Esta foi outra coisa que aprendi e depois de testar assumi como verdadeira: os vinhos brancos devem ser servidos em temperatura mais baixa do que os tintos.

A temperatura exata, para uns e para outros, é objeto de  algumas controvérsias,  mas nada muito significativo. Há uma faixa dentro da qual tudo correrá bem.

A faixa mais aceita varia entre 11 e 18 graus, para os tintos, a depender de características: se o vinho é jovem (11 a 14), se encorpado (15 a 17) ou se reserva (16 a 18).

Para os brancos: leves e doces 6 a 8 graus; meio seco ou encorpado 7 a 10, e se bem encorpado 10 a 12 graus de temperatura.

Espumantes: entre 6 e 9 graus, e se for brut 6 a 12. O rosé entre 7 e 10 graus vai muito bem.

Mesmo os vinhos fortificados, tipo Porto, sabem melhor quando servidos em temperatura máxima de 18 graus. Se for branco entre 8 e 12 graus.

Se você vai usar um balde de gelo, coloque igual porção de água e, num primeiro momento, coloque a garrafa enfiada pelo gargalo. Os paulistas diriam de ponta cabeça.



Depois vire-a,  de sorte a conseguir uniformidade na temperatura que fica mais distribuída. Ter um termômetro ajuda.

wine saver
Depois de aberto se não vai consumi-lo todo naquela refeição ou momento, coloque um wine saver tipo vacu vin e volte com ele para o refrigerador.

Aprendi algumas outras coisas, interessantes, históricas e culturais. Algumas lendas como a que atribui à cordilheira dos Andes o papel de barreira natural que impediu a chegada  no Chile do pulgão conhecido como phylloxera, praga que dizimou as plantações de viníferas na Europa.
Vitis atacada pela  phyloxera


Bem, tem a questão do formato e tamanho das diferentes taças e suas adequações a este ou aquele tipo de vinho.

E a maior de todas as bobagens, repetidas ad nauseam, o vinho quanto mais velho melhor.

Outro dia explico e falo de outras dicas que podem nos tirar de desconfortáveis situações tal como não saber o que fazer com a rolha, apresentada em um pequeno prato pelo garçom. As vezes ele simplesmente pousa na mesa ao seu lado. E fica aguardando.

Se quiser leva-la para casa, para a coleção que fica num jarro de vidro transparente ou outro recipiente qualquer (que já tive), faça-o depois do ritual esperado.

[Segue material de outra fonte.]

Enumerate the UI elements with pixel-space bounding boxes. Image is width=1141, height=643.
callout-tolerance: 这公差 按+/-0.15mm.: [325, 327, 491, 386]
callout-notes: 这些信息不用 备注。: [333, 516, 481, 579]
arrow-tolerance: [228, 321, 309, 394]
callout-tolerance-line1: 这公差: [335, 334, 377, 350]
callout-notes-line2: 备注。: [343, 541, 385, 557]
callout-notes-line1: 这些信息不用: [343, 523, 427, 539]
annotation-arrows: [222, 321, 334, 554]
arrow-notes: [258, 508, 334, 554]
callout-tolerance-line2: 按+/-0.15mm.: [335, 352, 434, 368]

Não vou falar sobre o vocabulário, o dialeto dos experts. Apendi o que é mosto, vindima, champenoise, charmat, estas coisas. A terminologia utilizada nas degustações passa muito de cem verbetes, segundo dois dos mais festejados conhecedores de vinho aqui no Rio de janeiro: Danio Braga e Celio Alzer.


Notas do editor:
1) imagens tiradas no Google
2) Tenho um opúsculo, adquirido na ABS, que tem por título "Tradição, Conhecimento e Prática dos Vinhos", de autoria dos dois experts mencionados no texto.
3) O blog já publicou vários posts sobre vinho, cultivo, degustação etc. quase todos da lavra do confrade Carlos Frederico (Freddy). Alguns poucos eu mesmo ousei. A dica para acessa-los é simples: na janela de busca (desenho da lupa), dentro do blog, escreva, por exemplo, "vinho".

2 comentários:

Freddy disse...

Bom resumo, poderia ser chamado academicamente de Vinhos 101.

No entanto, permita-me observar que não é por ser Bordeaux que o vinho é melhor ou pior. Provavelmente lhe foi servido um bom Bordeaux.

Eu achei no mercado Borgonhas de 50 reais. Será que são bons? Um Don Melchor é chileno, não é Bordeaux e é bom pacas, para citar um que ambos conhecemos (caríssimo).

Vinho ser gostoso ou não depende de muitos fatores, infelizmente o mais importante deles é o preço...
<:o)

Jorge Carrano disse...

Pois é, Carlos Frederico, o bordeaux ao qual me referi não era um grand cru, mas era um AOC. Não lembro a qual era a appellation, até porque na época não tinha importância para mim. Como mencionei era absolutamente ignorante em matéria de vinho (agora sou parcialmente).
Então era, digamos, um bordeaux respeitável. Não era, definitivamente, um vin de table ou sequer um vin de pays.